Con il profondo rosso di ieri (-10%) e le manovre adottate nella notte, sembrava che, per la Russia, il peggio fosse passato. Invece, contro ogni pronostico, l'allentamento monetario adottato nella nottata di lunedì con l'innalzamento del tasso d'interesse dal 10,5% al 17% ha prodotto effetti solo nei primi minuti dall'apertura della Borsa, che è tornata ad inabissarsi nel rosso.

E che rosso. L'indice Rts russo registra oggi una perdita del 19% (poi ridotto a -10%), con il peggior crollo mai registrato dal lontano 1995. Piazza Affari nervosa, dopo essere scivolata in negativo (-1,64%), strappa sul finale un +3%.

Positive, in chiusura, tutte le piazze europee. Prosegue il crollo del rublo, oggi arrivato a quota 100 sull'euro ed 80 sul dollaro. Scende anche il prezzo del greggio scambiato a 60 dollari al barile.

La Russia nella bufera

Con gli eventi delle ultime settimane è ormai sotto gli occhi di tutti come il Paese di Vladimir Putin stia rovinosamente accelerando verso il baratro. Lo spettro del tracollo finanziario si fa sempre più vivo. E basti pensare a come soltanto tre mesi fa il rublo scambiava a 50 sopra l'euro, già in una condizione di crisi economica e spinta deflazionistica particolarmente radicate. Con oggi però si verifica quello che gli analisti hanno definito senza mezzi termini "il giorno del giudizio": un solo giorno in cui giudicare e condannare anni di politiche economiche sbagliate.

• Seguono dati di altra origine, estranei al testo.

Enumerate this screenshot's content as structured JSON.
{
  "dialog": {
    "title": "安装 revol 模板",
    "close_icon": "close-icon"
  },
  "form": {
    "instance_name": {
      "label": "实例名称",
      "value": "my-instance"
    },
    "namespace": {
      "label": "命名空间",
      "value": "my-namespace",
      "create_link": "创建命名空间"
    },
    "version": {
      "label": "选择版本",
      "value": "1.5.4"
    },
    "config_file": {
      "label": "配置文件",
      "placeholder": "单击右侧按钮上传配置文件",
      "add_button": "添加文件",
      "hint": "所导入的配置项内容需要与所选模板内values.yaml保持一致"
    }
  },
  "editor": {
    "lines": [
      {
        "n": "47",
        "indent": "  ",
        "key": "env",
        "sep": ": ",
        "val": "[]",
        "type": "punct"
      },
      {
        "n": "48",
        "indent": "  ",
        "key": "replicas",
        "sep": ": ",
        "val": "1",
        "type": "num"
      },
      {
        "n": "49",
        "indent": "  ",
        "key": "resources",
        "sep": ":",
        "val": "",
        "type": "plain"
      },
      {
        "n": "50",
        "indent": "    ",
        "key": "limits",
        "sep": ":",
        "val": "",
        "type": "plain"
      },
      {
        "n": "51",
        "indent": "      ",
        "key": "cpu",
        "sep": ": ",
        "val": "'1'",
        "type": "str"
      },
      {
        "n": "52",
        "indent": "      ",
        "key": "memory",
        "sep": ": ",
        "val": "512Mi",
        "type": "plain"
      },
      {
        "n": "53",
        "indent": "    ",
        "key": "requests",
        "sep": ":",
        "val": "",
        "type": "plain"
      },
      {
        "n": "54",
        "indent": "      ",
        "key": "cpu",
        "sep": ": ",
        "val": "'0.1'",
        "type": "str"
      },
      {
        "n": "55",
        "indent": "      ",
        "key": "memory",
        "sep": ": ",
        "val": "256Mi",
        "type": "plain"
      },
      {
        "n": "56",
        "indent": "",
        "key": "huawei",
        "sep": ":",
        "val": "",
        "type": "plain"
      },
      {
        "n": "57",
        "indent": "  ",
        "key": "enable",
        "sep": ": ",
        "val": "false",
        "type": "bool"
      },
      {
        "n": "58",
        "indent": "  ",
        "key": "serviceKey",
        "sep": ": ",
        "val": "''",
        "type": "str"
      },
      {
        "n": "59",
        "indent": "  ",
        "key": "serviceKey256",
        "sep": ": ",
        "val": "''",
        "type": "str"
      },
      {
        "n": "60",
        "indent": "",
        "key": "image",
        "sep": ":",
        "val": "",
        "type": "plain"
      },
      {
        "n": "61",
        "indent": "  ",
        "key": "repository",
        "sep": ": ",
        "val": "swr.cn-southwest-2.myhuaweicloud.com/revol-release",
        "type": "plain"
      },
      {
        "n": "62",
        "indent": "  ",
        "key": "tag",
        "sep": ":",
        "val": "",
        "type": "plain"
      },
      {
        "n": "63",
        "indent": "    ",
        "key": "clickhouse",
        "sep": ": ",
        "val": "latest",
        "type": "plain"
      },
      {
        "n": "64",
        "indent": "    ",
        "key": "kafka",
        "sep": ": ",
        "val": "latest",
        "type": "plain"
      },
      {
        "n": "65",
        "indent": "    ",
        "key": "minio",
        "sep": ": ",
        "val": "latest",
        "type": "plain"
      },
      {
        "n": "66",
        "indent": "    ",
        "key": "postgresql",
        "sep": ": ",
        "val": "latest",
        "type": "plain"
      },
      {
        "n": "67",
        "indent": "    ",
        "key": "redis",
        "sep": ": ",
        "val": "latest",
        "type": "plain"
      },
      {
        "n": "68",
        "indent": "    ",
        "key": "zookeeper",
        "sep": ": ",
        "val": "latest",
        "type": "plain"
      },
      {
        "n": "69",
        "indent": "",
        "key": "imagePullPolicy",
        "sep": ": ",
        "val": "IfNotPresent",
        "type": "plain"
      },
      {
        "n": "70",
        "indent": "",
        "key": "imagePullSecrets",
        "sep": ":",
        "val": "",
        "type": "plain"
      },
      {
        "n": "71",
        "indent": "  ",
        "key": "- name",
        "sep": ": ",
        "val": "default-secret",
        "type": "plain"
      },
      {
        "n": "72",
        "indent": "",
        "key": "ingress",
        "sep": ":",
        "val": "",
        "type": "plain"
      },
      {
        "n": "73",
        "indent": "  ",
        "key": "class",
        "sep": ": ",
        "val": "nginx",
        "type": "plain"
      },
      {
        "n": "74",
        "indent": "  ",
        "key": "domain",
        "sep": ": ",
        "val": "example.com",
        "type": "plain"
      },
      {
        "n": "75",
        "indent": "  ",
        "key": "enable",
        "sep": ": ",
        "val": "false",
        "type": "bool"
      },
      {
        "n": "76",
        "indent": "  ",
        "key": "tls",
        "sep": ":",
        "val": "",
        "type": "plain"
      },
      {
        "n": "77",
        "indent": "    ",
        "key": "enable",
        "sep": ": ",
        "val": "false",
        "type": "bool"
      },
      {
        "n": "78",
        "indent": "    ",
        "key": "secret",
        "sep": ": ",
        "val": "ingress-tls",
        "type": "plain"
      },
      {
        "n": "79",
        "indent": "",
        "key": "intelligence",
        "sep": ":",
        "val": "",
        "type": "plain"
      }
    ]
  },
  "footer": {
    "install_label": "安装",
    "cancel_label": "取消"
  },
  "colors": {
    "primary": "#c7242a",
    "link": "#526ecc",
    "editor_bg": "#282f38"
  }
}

In realtà in Borsa non esiste il "giudizio universale", l'Apocalisse, si tratta piuttosto di una valutazione e correzione che il mercato effettua sulla scorta di una notevole emorragia di denaro che, da ormai tre anni, interessa la Russia.

E così da marzo, Bank Rossii, la Banca centrale russa, aveva tentato di dare fiato al mercato (e tempo alla politica) cominciando una disperata campagna di rialzo dei tassi d'interesse che ha portato all'ultimo di ieri notte.

In poche ore il comitato di sicurezza ha votato un'innalzamento fino al 17% del valore del denaro, bruciando in una sola nottata ben 80 miliardi. Si tratta di una mossa disperata, che vuole anche dimostrare come il paese di Putin abbia ancora il controllo della situazione.

Mosca però ha accumulato negli anni notevoli riserve auree, tanto che un confronto con la crisi del 1998, che portò in quel terribile agosto alla svalutazione del rublo ed il default del Cremlino, risulta a dir poco fuori luogo.

Di fatto però il crollo del petrolio rischia di portare ad una contrazione del Pil russo attorno al 4,5-4,7% nel 2015. Una condizione catastrofica, come sostenuto dalla stessa Bank Rossii. Insomma la Russia è entrata in una spirale viziosa dove il calo del prezzo del petrolio aggrava lo stato di crisi economica, sottraendo risorse al Paese, e provoca la svalutazione del rublo. In questo contesto, le sanzioni per la guerra in Ucraina alimentano la fuga di capitali, che pesa a sua volta sul cambio.

Il timore in Europa

Gli sconvolgimenti che stanno interessando la Russia non fanno che peggiorare lo stato di crisi vissuto dal vecchio continente, in una situazione in cui lo spettro deflazionistico sta inevitabilmente trasformandosi in una triste e cruda realtà. E proprio su queste basi s'inserisce il commento del falco Weidmann, Presidente della Bundesbank, che sottolinea come ormai la Bce abbia esaurito gli strumenti convenzionali, la situazione sia difficile, ma non sia compito della Banca centrale spendere ulteriore tempo per le politiche riformiste dei Paesi della zona euro.